Though Merk did an excellent job at marketing the two sources of cholesterol, it never made a scientific case of why this was important and currently has no studies to back this up. Until then, it seems prudent for any patient needing medications to lower their LDL to start with a statin first. If the patient's goal can not be obtained with the maximum dose of a statin, the adding Zetia is a reasonable option.

druprep said...

Thanks for your response. I am a rep so of course I'm bias too, we just want everyone to know the correct information not just what the media reports and then make decisions. Just interested if you've heard any noise from the National Heart Lung and Blood Institute's SANDS study that was published in JAMA April 9th issue? Google it if you can, it looked at a small group of diabetics and added Zetia to an "agressive" arm with Atorvastatin. Anyway I'd love to hear your thoughts, which may help me in the field-the more agressive group was treated to 70 LDL-C and showed plaque regression and a smaller left ventricle size. (they also treated SBP more aggressively)

Dr. Matthew Mintz said...

Read the second part of the initial post under "for those who want more info" which details the SANDS trial and how this compares to ENHANCE. Essentially, LDL is clearly important ans SANDS indicates that if a statin can not get you to goal, then Zetia is clearly a good option.
Unfortunately, the study does not indicate how many patients in the intervention group were not at goal, and how they got there. We know that more medication (meaning statin plus zetia) was used, but we don't know how many patients in the intervention group took Zetia.

Anonymous said...

Considering the new SANDS article being published in this weeks JACC, the IDEAL trial and the SEARCH trial, you may need to reconsider the position that high dose statins are necessarily better than lower doses.

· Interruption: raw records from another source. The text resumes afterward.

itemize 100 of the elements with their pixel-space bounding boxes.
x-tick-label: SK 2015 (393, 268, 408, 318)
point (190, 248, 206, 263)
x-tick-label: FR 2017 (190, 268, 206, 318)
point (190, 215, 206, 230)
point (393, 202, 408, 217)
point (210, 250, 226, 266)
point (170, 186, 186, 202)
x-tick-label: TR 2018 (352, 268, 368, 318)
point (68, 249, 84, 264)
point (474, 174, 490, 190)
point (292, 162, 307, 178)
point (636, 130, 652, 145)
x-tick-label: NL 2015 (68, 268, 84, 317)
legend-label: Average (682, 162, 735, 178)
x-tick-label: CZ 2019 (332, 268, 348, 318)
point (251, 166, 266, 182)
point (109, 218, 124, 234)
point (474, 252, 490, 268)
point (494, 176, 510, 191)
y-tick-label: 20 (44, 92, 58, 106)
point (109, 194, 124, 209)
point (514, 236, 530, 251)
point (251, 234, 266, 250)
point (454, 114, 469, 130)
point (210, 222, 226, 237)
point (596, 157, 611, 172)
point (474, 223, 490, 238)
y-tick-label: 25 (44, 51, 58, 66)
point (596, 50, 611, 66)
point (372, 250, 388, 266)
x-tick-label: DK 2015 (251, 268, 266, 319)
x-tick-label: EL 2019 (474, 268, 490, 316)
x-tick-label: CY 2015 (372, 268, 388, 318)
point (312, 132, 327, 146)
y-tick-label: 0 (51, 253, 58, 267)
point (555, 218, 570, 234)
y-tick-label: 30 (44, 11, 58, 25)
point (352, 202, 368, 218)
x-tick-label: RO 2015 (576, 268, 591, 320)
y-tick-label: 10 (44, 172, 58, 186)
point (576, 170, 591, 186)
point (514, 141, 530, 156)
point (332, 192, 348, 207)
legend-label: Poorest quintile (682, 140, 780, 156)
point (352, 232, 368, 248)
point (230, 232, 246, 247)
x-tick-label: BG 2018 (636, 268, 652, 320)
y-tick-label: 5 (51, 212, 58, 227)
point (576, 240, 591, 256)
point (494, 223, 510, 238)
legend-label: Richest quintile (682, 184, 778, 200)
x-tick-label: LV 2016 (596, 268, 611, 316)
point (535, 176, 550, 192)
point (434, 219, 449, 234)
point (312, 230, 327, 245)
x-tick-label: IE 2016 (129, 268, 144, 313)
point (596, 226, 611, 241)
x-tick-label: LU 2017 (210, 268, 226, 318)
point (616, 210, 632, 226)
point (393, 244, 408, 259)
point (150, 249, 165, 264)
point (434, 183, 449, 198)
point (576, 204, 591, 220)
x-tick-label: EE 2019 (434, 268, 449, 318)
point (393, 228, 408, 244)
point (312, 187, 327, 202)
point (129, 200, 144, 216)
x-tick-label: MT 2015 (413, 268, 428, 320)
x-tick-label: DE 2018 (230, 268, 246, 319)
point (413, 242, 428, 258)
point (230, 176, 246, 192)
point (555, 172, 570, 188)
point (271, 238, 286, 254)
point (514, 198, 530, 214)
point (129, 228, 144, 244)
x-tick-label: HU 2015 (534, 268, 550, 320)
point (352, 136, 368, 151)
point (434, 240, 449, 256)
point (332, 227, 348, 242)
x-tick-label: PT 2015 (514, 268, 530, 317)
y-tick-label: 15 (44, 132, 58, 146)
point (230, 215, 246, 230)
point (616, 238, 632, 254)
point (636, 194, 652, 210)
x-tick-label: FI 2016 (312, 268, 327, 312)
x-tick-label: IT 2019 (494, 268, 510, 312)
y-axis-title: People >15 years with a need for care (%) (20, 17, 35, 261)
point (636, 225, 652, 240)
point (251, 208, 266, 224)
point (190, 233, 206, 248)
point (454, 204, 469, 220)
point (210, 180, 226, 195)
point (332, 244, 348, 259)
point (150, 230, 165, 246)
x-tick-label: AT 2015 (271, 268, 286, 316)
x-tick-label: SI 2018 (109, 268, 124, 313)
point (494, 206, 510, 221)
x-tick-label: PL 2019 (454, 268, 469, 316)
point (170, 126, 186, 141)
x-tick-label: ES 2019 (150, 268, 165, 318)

The goal is clearly lowering LDL, not how you do it.

Anonymous said...

Typical dipshit teacher who sucks as a IM physician. "I can't really take good care of my patients so I think I should teach." Sounds like a typical loser politician who couldn't make it as an attorney, so why not go into politics and live off the tit of the country. You are a loser Mintz.

Unknown said...

Humana medicare drug plan charge to me for 90 days of Zetia 10mg is 192.00.
For Vytorin the same 90 days of 10/40 is 100.00.
So adding Zetia to Zocor or its generic is much more expensive. To me that is a valid and compelling reason to use Vytorin. These prices as of 6/2009.

Dr. Matthew Mintz said...

curley coco,
the issue is what is your bad cholesterol (LDL) without Vytorin, what is your LDL goal, and what is your cost for lowering that goal.
For example, if your LDL is200, and you need it to be 100, then you will need max doses of Vytorin, Lipitor or Crestor to get the job done. You need to price these out. If the Lipitor or Crestor is the same or lower price thant Vytorin, then I would recommend those because you are lowering the LDL with the statin alone.